Specifically, we recommended that the CIO coordinate with NASA’s Assistant Administrator for Strategic Infrastructure to ensure that Center property disposal offices have the requisite knowledge to ensure that excess IT equipment is adequately sanitized before being released to the public. We also recommended that the CIO revise NASA’s IT disposition policy to include a sampling methodology for verifying sanitization of equipment, identify an acceptable risk level, and specify the percentage of equipment and frequency of testing needed to achieve that risk level. In addition, we recommended that the Centers be required to document their sampling methodology, identify responsible officials in writing, and maintain testing records and results.

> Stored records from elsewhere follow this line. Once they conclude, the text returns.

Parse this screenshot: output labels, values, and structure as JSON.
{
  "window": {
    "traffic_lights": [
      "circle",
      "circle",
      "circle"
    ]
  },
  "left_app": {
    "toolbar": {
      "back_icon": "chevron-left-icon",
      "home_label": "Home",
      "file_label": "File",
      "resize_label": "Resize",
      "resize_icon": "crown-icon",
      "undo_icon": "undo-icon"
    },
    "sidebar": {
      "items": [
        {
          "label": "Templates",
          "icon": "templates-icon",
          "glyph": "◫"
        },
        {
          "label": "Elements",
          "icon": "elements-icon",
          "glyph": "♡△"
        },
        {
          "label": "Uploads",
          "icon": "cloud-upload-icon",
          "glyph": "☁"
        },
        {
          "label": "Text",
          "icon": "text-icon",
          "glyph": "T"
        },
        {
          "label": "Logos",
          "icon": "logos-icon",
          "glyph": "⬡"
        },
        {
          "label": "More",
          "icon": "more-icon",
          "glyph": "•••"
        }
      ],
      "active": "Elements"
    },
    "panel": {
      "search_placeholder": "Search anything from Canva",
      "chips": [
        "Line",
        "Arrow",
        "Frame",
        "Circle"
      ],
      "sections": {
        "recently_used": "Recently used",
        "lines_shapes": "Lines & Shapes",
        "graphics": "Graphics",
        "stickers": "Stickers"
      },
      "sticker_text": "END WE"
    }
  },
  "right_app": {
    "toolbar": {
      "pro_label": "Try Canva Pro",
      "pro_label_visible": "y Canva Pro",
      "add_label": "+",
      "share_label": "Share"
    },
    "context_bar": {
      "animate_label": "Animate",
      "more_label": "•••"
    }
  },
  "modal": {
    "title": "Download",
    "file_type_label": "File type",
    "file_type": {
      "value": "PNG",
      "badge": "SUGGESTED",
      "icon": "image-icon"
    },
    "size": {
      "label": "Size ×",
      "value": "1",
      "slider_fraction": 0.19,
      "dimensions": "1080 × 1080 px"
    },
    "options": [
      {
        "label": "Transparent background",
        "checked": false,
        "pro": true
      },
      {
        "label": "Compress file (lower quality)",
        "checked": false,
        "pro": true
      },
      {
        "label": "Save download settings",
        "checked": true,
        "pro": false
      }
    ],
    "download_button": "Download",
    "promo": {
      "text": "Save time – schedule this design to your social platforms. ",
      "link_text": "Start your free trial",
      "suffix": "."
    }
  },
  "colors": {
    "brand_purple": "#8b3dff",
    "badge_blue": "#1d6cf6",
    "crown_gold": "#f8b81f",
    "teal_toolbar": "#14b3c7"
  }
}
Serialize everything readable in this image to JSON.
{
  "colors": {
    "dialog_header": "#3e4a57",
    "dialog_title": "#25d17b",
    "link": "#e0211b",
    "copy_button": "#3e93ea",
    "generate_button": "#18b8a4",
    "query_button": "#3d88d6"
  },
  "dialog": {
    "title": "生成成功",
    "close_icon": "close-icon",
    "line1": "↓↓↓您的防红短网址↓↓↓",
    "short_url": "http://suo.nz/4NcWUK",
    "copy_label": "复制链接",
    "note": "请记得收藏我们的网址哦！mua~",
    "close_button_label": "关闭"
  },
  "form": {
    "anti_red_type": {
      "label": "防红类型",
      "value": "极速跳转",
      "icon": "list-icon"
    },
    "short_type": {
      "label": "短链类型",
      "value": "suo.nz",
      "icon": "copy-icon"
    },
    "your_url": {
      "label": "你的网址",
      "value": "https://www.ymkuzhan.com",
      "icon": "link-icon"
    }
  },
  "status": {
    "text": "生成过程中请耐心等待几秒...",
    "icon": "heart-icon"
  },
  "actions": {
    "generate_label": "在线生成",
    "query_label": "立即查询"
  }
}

In response to our recommendations, the CIO stated that NASA’s policies would be updated and a new IT security handbook created by the third quarter of fiscal year 2011.
Overall, we did not consider the CIO’s proposed actions responsive to our recommendations. Moreover, we were troubled that the CIO’s response did not reflect the sense of urgency we believe is required to address the serious security issues uncovered by our audit.
“Our review found serious breaches in NASA’s IT security practices that could lead to the improper release of sensitive information related to the Space Shuttle and other NASA programs,” said Inspector General Martin. “NASA needs to take coordinated and forceful actions to address this problem across all of its Centers.”